Оборачиваюсь на шепот и, замахнувшись, отвешиваю ему тарелкой. Кажется, точно в цель, он шипит и материт меня, и встряхивает мою руку.
— Держи ее, — говорит второму. Ничего не видно, пальцем мне заезжают по носу, потом скручивают и поднимают в воздух. — Всё, Юль, на пощаду не рассчитывай.
Глава 27
Готовлюсь к тому, что с меня грубо сорвут одежду, пустят на клочки и ее, и меня, но меня растягивают на рояле, и даже не снимают белье, один из них крепко держит руки, второй куда-то отодвигается, гремит ведёрко со льдом.
— Щас накормим кису сливками, — говорят мне в губы. — Густыми. И чтобы все проглотила.
— Хватит, — вырываюсь и едва не скатываюсь на пол, но вернувшийся первый кот удерживает за лодыжки, разводит мои ноги в стороны. Чувствую теплое дыхание на ткани трусиков и сразу после ледяной укол. — Что ты… — дернувшись, бью каблуком по клавишам. Он, сквозь бикини, давит на лобок кубиком льда, убирает его, спускает мою ногу и зажимает ее внизу, не давая мне отодвинуться.
Мне на руки надевают то ли варежки, то ли перчатки, связанные между собой резинкой, с кратким пояснением: реквизит, стащил со свадьбы, ты в прошлый раз мне всю спину изодрала.
Не могу сосредоточиться на его словах, на чем-нибудь вообще, стискиваю зубы от чувства льда там внизу. По голой коже вдоль самой кромки трусиков, ведут куском, повторяя силуэт белья.
— Убери это, — ерзаю, вспотевшие ягодицы прилипают к гладкой поверхности, мороженый кубик гуляет по бёдрам, словно вырезает в моем теле одну только зону, вокруг которой немеют участки кожи. Мурашки заползают в трусики, и я по миллиметрам лишаюсь тепла.
— Убрать? — чувствую его горячий выдох вплотную к клитору, он сквозь ткань касается зубами, втягивает в рот на секунду, и отстраняется, и я вздрагиваю, когда он опять прижимает к бедру лёд.
— Перестань, мне холодно, — задираю голову, встаю, меня удерживают за шею. Щекой натыкаюсь на ещё один кубик в пальцах второго кота, он ведёт мокрую линию едва касаясь лица на горло и ниже. Давит.
Поперхнувшись, слизываю с подбородка подтаявшие капли воды с лимоном и мятой. Он спускает лямку платья, по контуру обводит кружево бюстика, тающие струйки сбегают на живот.
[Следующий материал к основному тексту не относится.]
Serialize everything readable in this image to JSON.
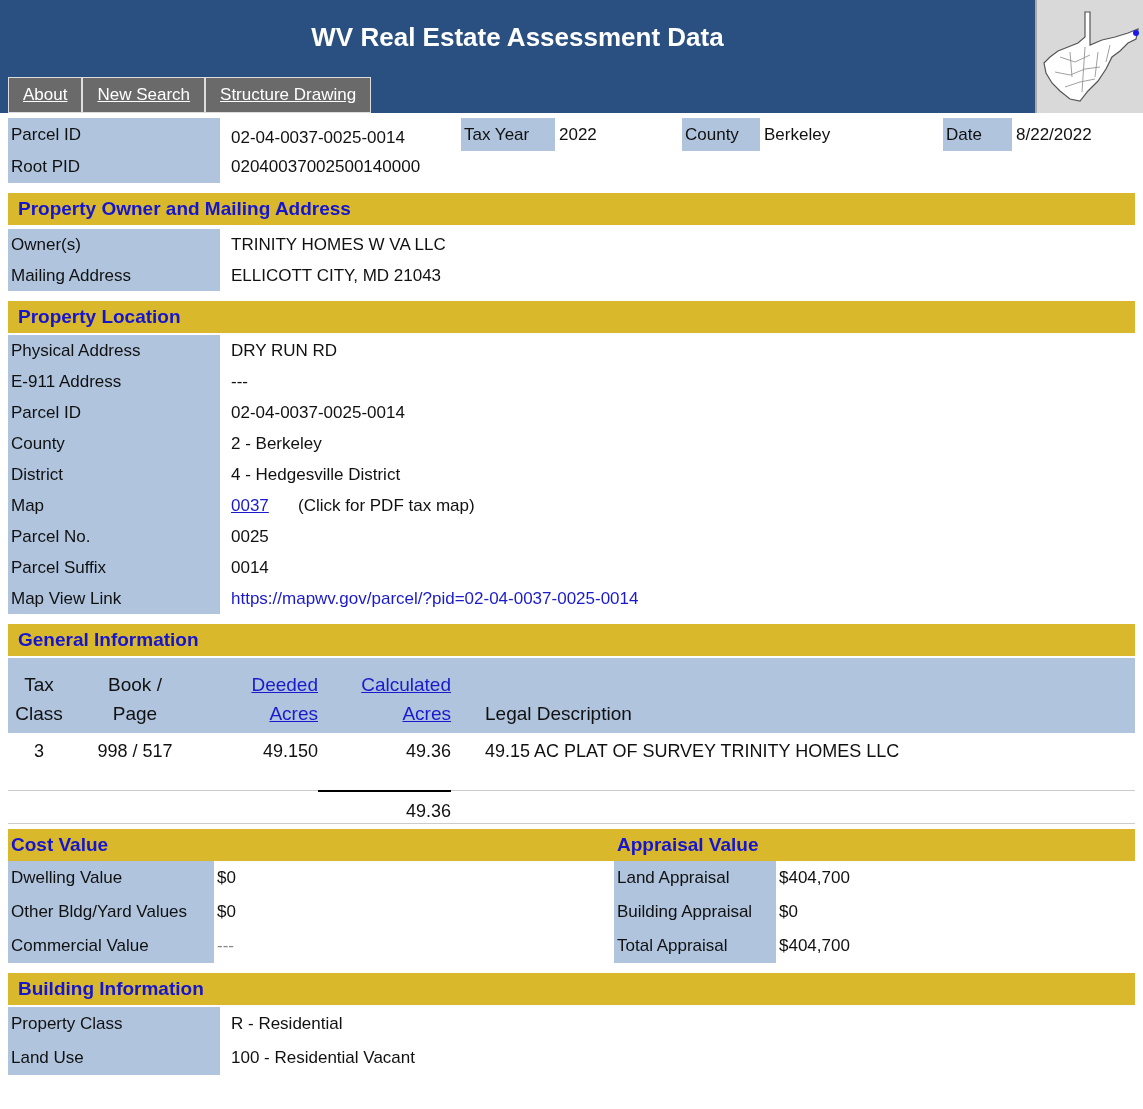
{
  "header": {
    "title": "WV Real Estate Assessment Data",
    "tabs": [
      {
        "label": "About"
      },
      {
        "label": "New Search"
      },
      {
        "label": "Structure Drawing"
      }
    ]
  },
  "summary": {
    "first_row": [
      {
        "label": "Parcel ID",
        "value": "02-04-0037-0025-0014"
      },
      {
        "label": "Tax Year",
        "value": "2022"
      },
      {
        "label": "County",
        "value": "Berkeley"
      },
      {
        "label": "Date",
        "value": "8/22/2022"
      }
    ],
    "second_row": {
      "label": "Root PID",
      "value": "02040037002500140000"
    }
  },
  "owner": {
    "title": "Property Owner and Mailing Address",
    "rows": [
      {
        "label": "Owner(s)",
        "value": "TRINITY HOMES W VA LLC"
      },
      {
        "label": "Mailing Address",
        "value": "ELLICOTT CITY, MD 21043"
      }
    ]
  },
  "location": {
    "title": "Property Location",
    "rows": [
      {
        "kind": "text",
        "label": "Physical Address",
        "value": "DRY RUN RD"
      },
      {
        "kind": "text",
        "label": "E-911 Address",
        "value": "---"
      },
      {
        "kind": "text",
        "label": "Parcel ID",
        "value": "02-04-0037-0025-0014"
      },
      {
        "kind": "text",
        "label": "County",
        "value": "2 - Berkeley"
      },
      {
        "kind": "text",
        "label": "District",
        "value": "4 - Hedgesville District"
      },
      {
        "kind": "map",
        "label": "Map",
        "value": "0037",
        "note": "(Click for PDF tax map)"
      },
      {
        "kind": "text",
        "label": "Parcel No.",
        "value": "0025"
      },
      {
        "kind": "text",
        "label": "Parcel Suffix",
        "value": "0014"
      },
      {
        "kind": "link",
        "label": "Map View Link",
        "value": "https://mapwv.gov/parcel/?pid=02-04-0037-0025-0014"
      }
    ]
  },
  "general": {
    "title": "General Information",
    "columns": [
      {
        "kind": "text",
        "lines": [
          "Tax",
          "Class"
        ]
      },
      {
        "kind": "text",
        "lines": [
          "Book /",
          "Page"
        ]
      },
      {
        "kind": "link",
        "lines": [
          "Deeded",
          "Acres"
        ]
      },
      {
        "kind": "link",
        "lines": [
          "Calculated",
          "Acres"
        ]
      },
      {
        "kind": "text",
        "lines": [
          "Legal Description"
        ]
      }
    ],
    "rows": [
      [
        "3",
        "998 / 517",
        "49.150",
        "49.36",
        "49.15 AC PLAT OF SURVEY TRINITY HOMES LLC"
      ]
    ],
    "total": "49.36"
  },
  "cost": {
    "title": "Cost Value",
    "rows": [
      {
        "label": "Dwelling Value",
        "value": "$0",
        "disabled": false
      },
      {
        "label": "Other Bldg/Yard Values",
        "value": "$0",
        "disabled": false
      },
      {
        "label": "Commercial Value",
        "value": "---",
        "disabled": true
      }
    ]
  },
  "appraisal": {
    "title": "Appraisal Value",
    "rows": [
      {
        "label": "Land Appraisal",
        "value": "$404,700",
        "disabled": false
      },
      {
        "label": "Building Appraisal",
        "value": "$0",
        "disabled": false
      },
      {
        "label": "Total Appraisal",
        "value": "$404,700",
        "disabled": false
      }
    ]
  },
  "building": {
    "title": "Building Information",
    "rows": [
      {
        "label": "Property Class",
        "value": "R - Residential"
      },
      {
        "label": "Land Use",
        "value": "100 - Residential Vacant"
      }
    ]
  }
}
Он обводит застежку между чашечками, вода вползает под кружево, меня начинает мелко трясти, и тут он вдруг быстро, кратко, влажным оттиском по тонкой ткани целует напрягшийся сосок.
И ещё раз.
Громко выдыхаю. Я смирилась с жестокостью, и их плавность вводит меня в ступор, они оба сменили тактику, с разврата почти на невинность, не толкают в меня пальцы и никуда не торопятся. Руками не трогают, только льдинками, медленно раскатывают по коже трясучку, стылые заморозки, и каждый их короткий живой поцелуй сквозь белье, как разряд тока, доза огня.
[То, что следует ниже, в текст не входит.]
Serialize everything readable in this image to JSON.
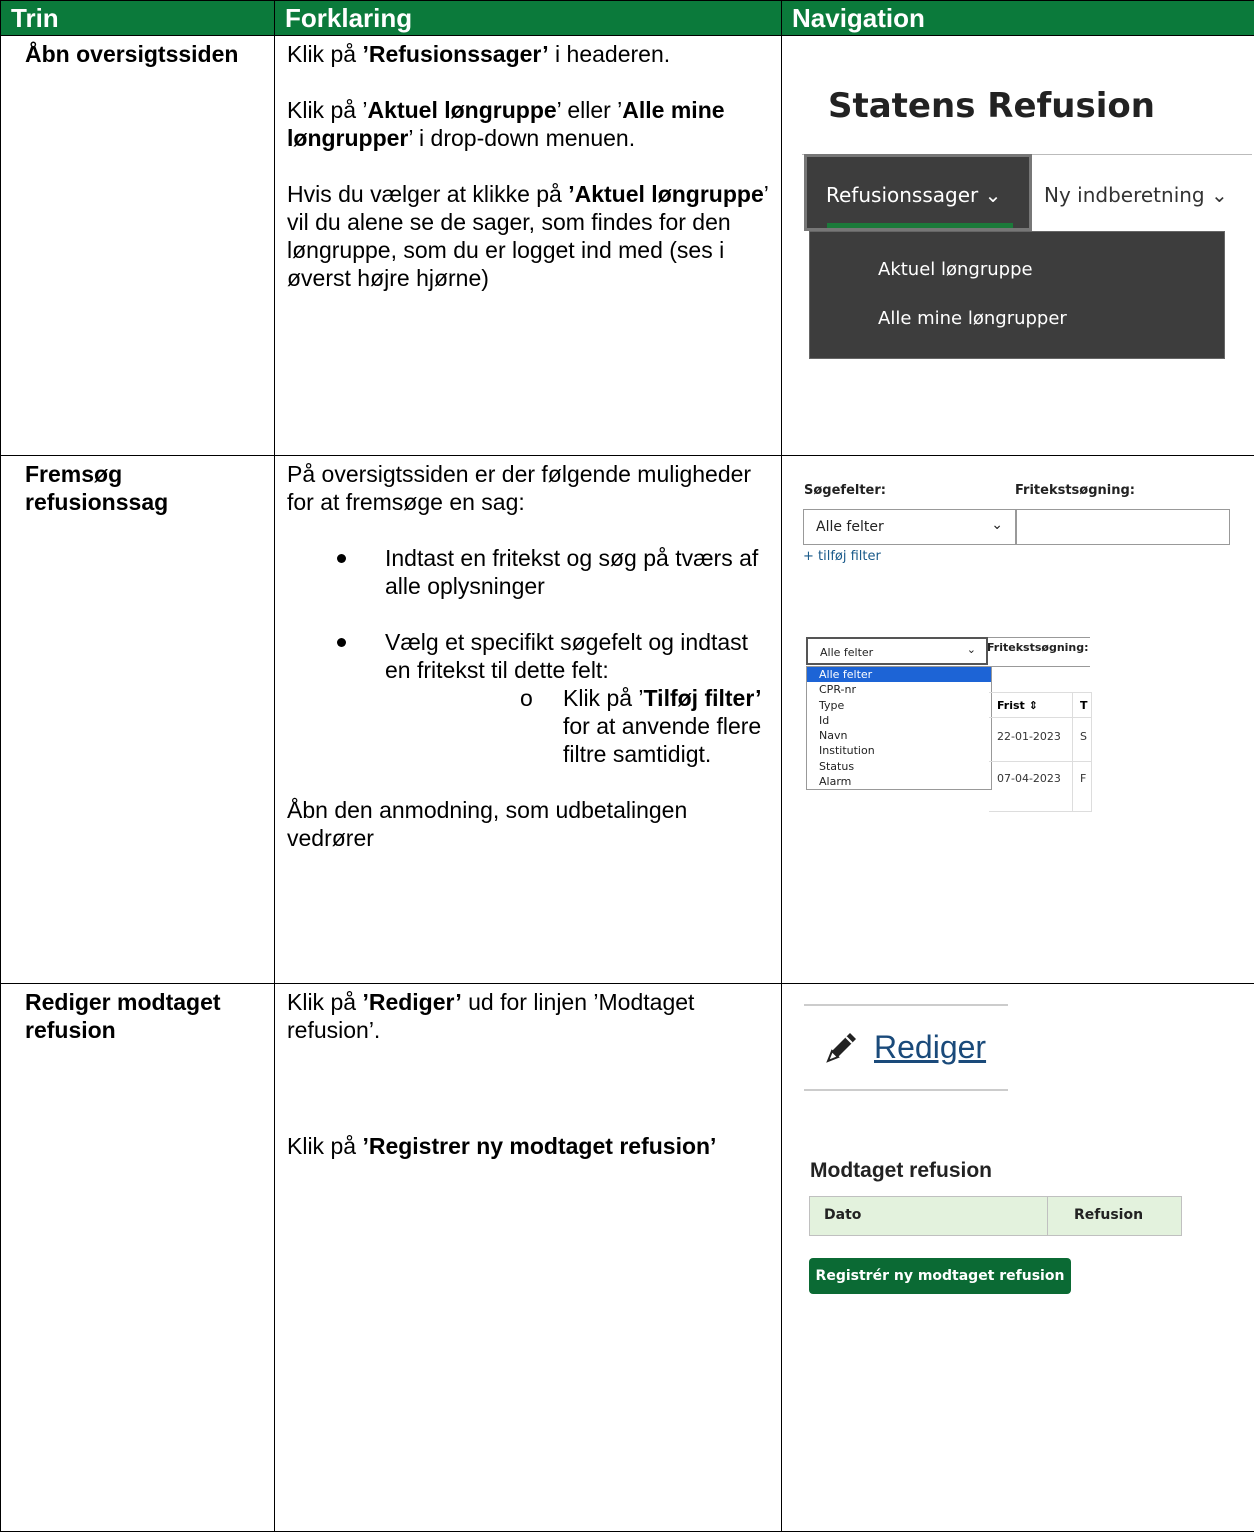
{
  "headers": [
    "Trin",
    "Forklaring",
    "Navigation"
  ],
  "row1": {
    "step": "Åbn oversigtssiden",
    "p1": {
      "a": "Klik på ",
      "b": "’Refusionssager’",
      "c": " i headeren."
    },
    "p2": {
      "a": "Klik på ’",
      "b": "Aktuel løngruppe",
      "c": "’ eller ’",
      "d": "Alle mine løngrupper",
      "e": "’ i drop-down menuen."
    },
    "p3": {
      "a": "Hvis du vælger at klikke på ",
      "b": "’Aktuel løngruppe",
      "c": "’ vil du alene se de sager, som findes for den løngruppe, som du er logget ind med (ses i øverst højre hjørne)"
    },
    "nav": {
      "brand": "Statens Refusion",
      "menu_refusionssager": "Refusionssager",
      "menu_ny": "Ny indberetning",
      "dropdown_items": [
        "Aktuel løngruppe",
        "Alle mine løngrupper"
      ]
    }
  },
  "row2": {
    "step": "Fremsøg refusionssag",
    "intro": "På oversigtssiden er der følgende muligheder for at fremsøge en sag:",
    "bullet1": "Indtast en fritekst og søg på tværs af alle oplysninger",
    "bullet2": "Vælg et specifikt søgefelt og indtast en fritekst til dette felt:",
    "sub": {
      "a": "Klik på ’",
      "b": "Tilføj filter’",
      "c": " for at anvende flere filtre samtidigt."
    },
    "closing": "Åbn den anmodning, som udbetalingen vedrører",
    "nav": {
      "label_sogefelter": "Søgefelter:",
      "label_fritekst": "Fritekstsøgning:",
      "select_value": "Alle felter",
      "add_filter": "+ tilføj filter",
      "options": [
        "Alle felter",
        "CPR-nr",
        "Type",
        "Id",
        "Navn",
        "Institution",
        "Status",
        "Alarm"
      ],
      "col_frist": "Frist ⇕",
      "col_t": "T",
      "date1": "22-01-2023",
      "cell1": "S",
      "date2": "07-04-2023",
      "cell2": "F"
    }
  },
  "row3": {
    "step": "Rediger modtaget refusion",
    "p1": {
      "a": "Klik på ",
      "b": "’Rediger’",
      "c": " ud for linjen ’Modtaget refusion’."
    },
    "p2": {
      "a": "Klik på ",
      "b": "’Registrer ny modtaget refusion’"
    },
    "nav": {
      "rediger": "Rediger",
      "section_title": "Modtaget refusion",
      "col_dato": "Dato",
      "col_refusion": "Refusion",
      "button": "Registrér ny modtaget refusion"
    }
  }
}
— Замерзла, кис? Согреть? — в этом шепоте вся суть моей фамилии и меня самой, снегурку над костром хотят сжечь.
И я языки пламени жду, и это меня пугает.
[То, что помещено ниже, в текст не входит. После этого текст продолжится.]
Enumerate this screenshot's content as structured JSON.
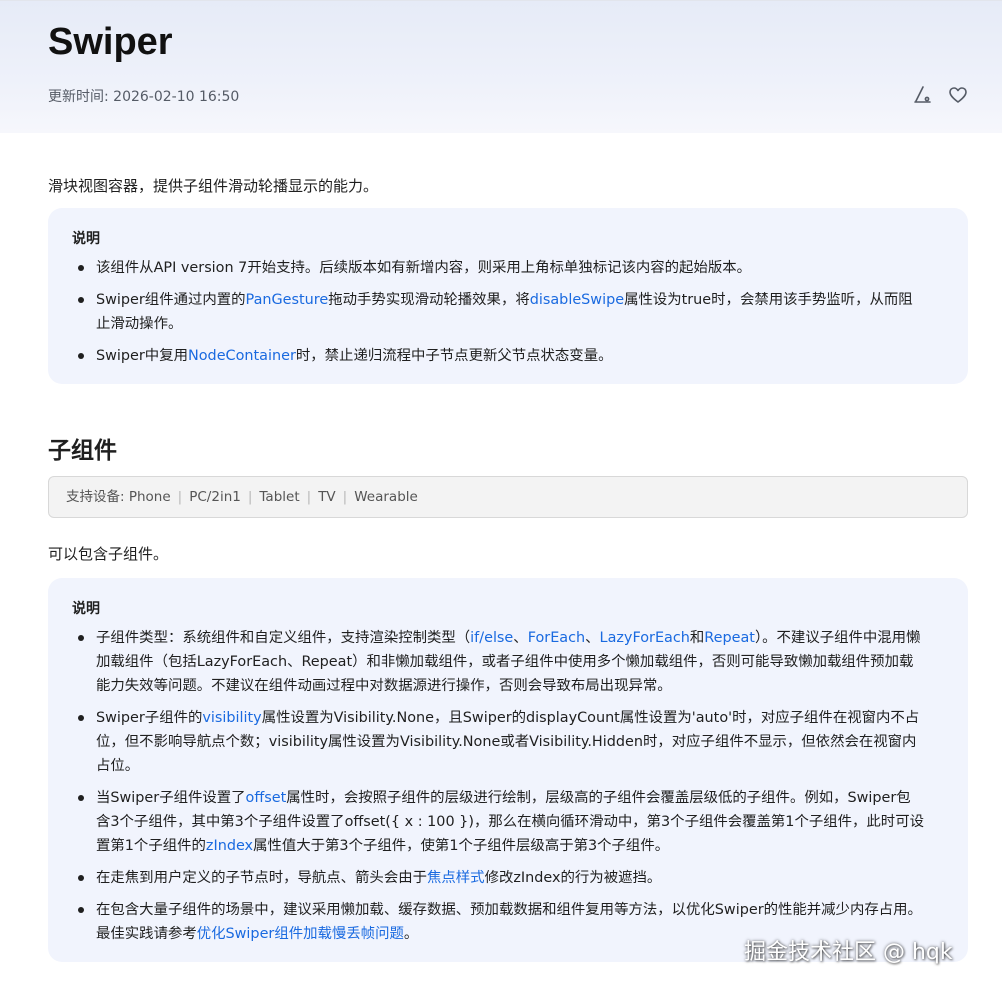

— Дайте мне встать, — ворочаюсь, но мне не дают шевелиться, немеют зажатые крепким телом ноги, немеют плечи, на которых камнем лежит тяжёлая рукая, лопатками пригвождая меня к гладкой поверхности. Тело, в лужицах с листками мяты, уже не ощущаю целиком, лишь ноющий озноб груди подбирается к соскам, и мышцы ягодиц сокращаются, и кажется, что вот-вот лёд мне засунут прямо под белье, и я всхлипываю, когда его тормозят горячие губы, пара укусов, остатки тепла на ткани, и всё по новой.
— Ладно, всё, только уберите.
Сдаюсь, в теле нарастает нестерпимый зуд. Бюстик царапает соски, и бикини мокрые и холодные, прилипают к коже, и когда я уже не могу этой пытки выносить, и пытаюсь вытащить руки из варежек, с меня резко сдирают белье.
Мягкие губы обхватывают набухший клитор.
Из меня вырывается стон, мне так остро и обжигающе, чуть дергаю ногами, чтобы он понял, не отодвигался и грел меня, чтобы глубже целовал.
Другой кот тянет бюстгальтер вниз на живот. Подув на сосок, обхватывает его зубами. Складываю ладони на его плечах, резинка между варежками врезается ему в спину и помогает мне вдавливать его в себя. Он с глухим рыком приподнимает меня, руками ныряет под мою талию, порывисто и алчно целует грудь, и мне передается его напряжение, ему ещё сложнее было меня так долго мучить, он сам мучился, и теперь с размахом, увлеченно, выплескивает в меня свою похоть.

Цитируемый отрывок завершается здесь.